Transcriptional expression of cell cycle-associated genes and invasion-related genes is positively regulated by KDM2A in the KDM2A-overexpressing NSCLC cell lines H1975 and H1792. A and B, analysis of CDK6, NEK7, NANOS1, RAPH1, DOCK4, and ZNF652 mRNA levels in H1975 (A) and H1792 (B) cells after KDM2A knockdown. Expression levels were analyzed by quantitative RT-PCR. C–F, rescue experiments for CDK6 (C and D) and NANOS1 (E and F) expression in KDM2A-depleted H1975 (C and E) and H1792 (D and F) cells. After ectopic expression of GFP, wild-type KDM2A, and its catalytic mutant mKDM2A in KDM2A-depleted H1975 and H1792 cells, expression levels were measured by quantitative RT-PCR. The siControl-treated cells were used as controls. G and H, analysis of KDM2A occupancy at CDK6, NEK7, NANOS1, RAPH1, DOCK4, and ZNF652 genes in H1975 (G) and H1792 (H) cells by quantitative ChIP (qChIP). Data are presented as the mean ± S.E. (error bars). *, p < 0.05; **, p < 0.01; ***, p < 0.001.

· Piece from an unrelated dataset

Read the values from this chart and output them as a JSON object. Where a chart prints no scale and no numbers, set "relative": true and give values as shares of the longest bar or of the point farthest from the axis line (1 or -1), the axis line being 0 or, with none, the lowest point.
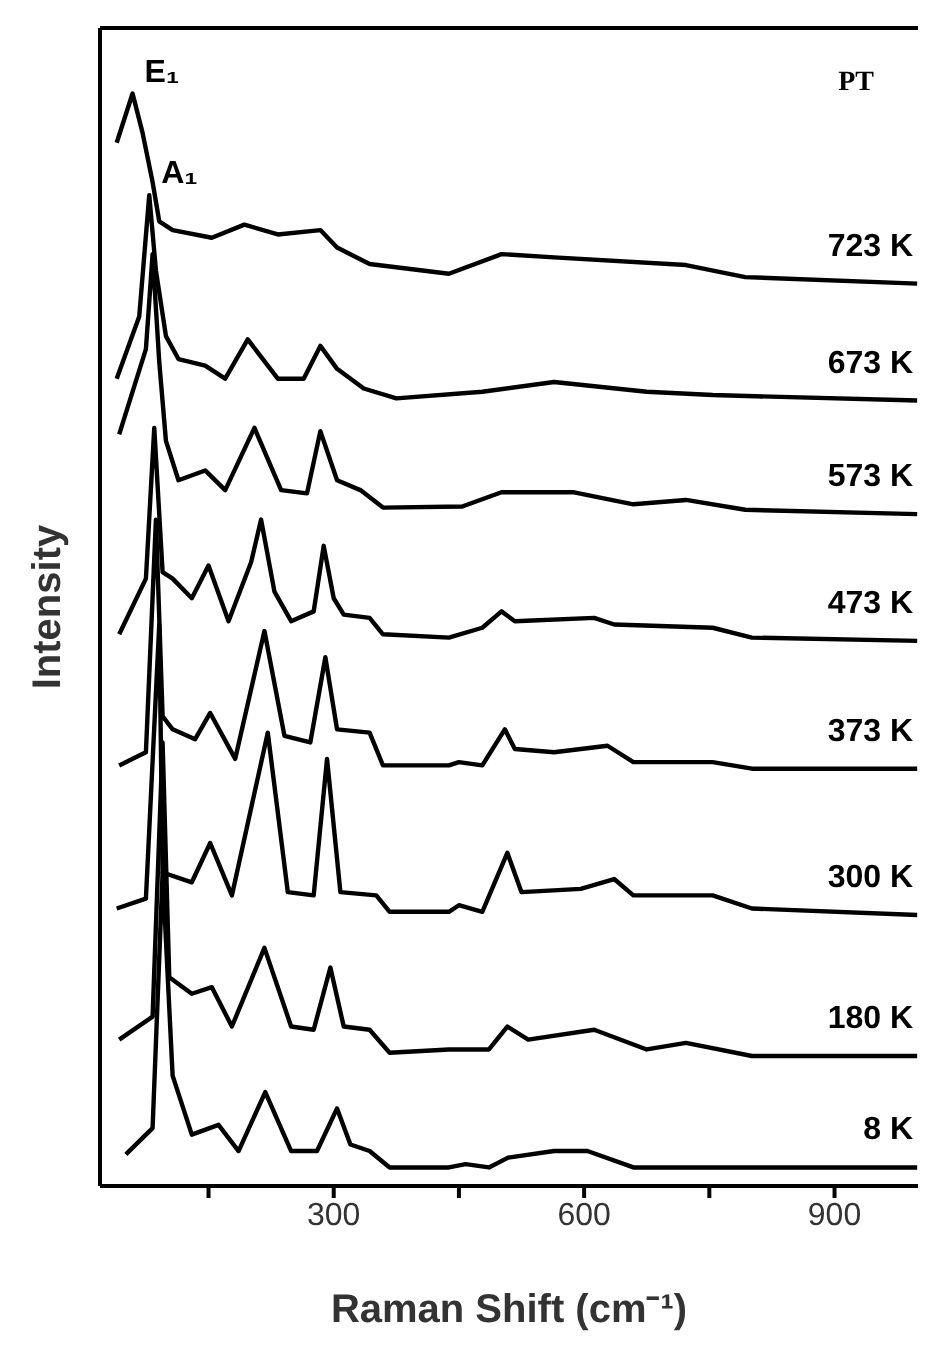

HDAC3 knockdown greatly recovers impaired tumorigenicity of KDM2A-depleted NSCLC cells in a mouse xenograft model. A and B, analysis of KDM2A (A) and HDAC3 (B) mRNA levels in control (shLuciferase), stably KDM2A-depleted (shKDM2A-1), and KDM2A/HDAC3-depleted H1792 cells. Stably KDM2A-depleted H1792 cells (shKDM2A-1) were transfected with siHDAC3-9 to generate double (KDM2A/HDAC3) knockdown cells. C and D, the effect of HDAC3 knockdown on tumor development of KDM2A-depleted cells in a subcutaneous xenograft model. Three different groups of cells (shControl, shKDM2A-1, and shKDM2A-1 + siHDAC3-9) were subcutaneously injected into five mice per group. Representative tumors (10 weeks after subcutaneous injection) are shown in dotted circles and indicated by black arrows (C). Tumor volumes were monitored and plotted for 10 weeks (D). E, representative images of H&E staining of xenograft tumor samples (shControl group and shKDM2A-1 + siHDAC3-9 group) and normal skin tissues (shKDM2A-1 group) obtained from the injection sites (10 weeks after subcutaneous injection). Scale bars are indicated (upper panels, 200 μm; lower panels, 100 μm). F, representative images of immunohistochemical staining of NANOS1 and CDK6 in xenograft tumor samples. Immunohistochemical staining was performed only using tumor tissues from the shControl group and shKDM2A-1 + siHDAC3-9 group. Normal mouse skin tissues from the shKDM2A-1 group were not used for staining because they were not a proper control. CDK6 and NANOS1 levels were quantified using the Chromavision Automated Cellular Imaging System (ACIS-III) from Dako and compared between the shControl group and shKDM2A-1 + siHDAC3-9 group: CDK6, 1 versus 0.73; NANOS, 1 versus 0.54. G, in this hypothetical model, KDM2A transcriptionally represses the HDAC3 gene. Subsequently, cell cycle-associated genes (e.g. CDK6) and invasiveness-related genes (e.g. NANOS1) are released from HDAC3-mediated repression. Data are presented as the mean ± S.E. (error bars). **, p < 0.01; ***, p < 0.001.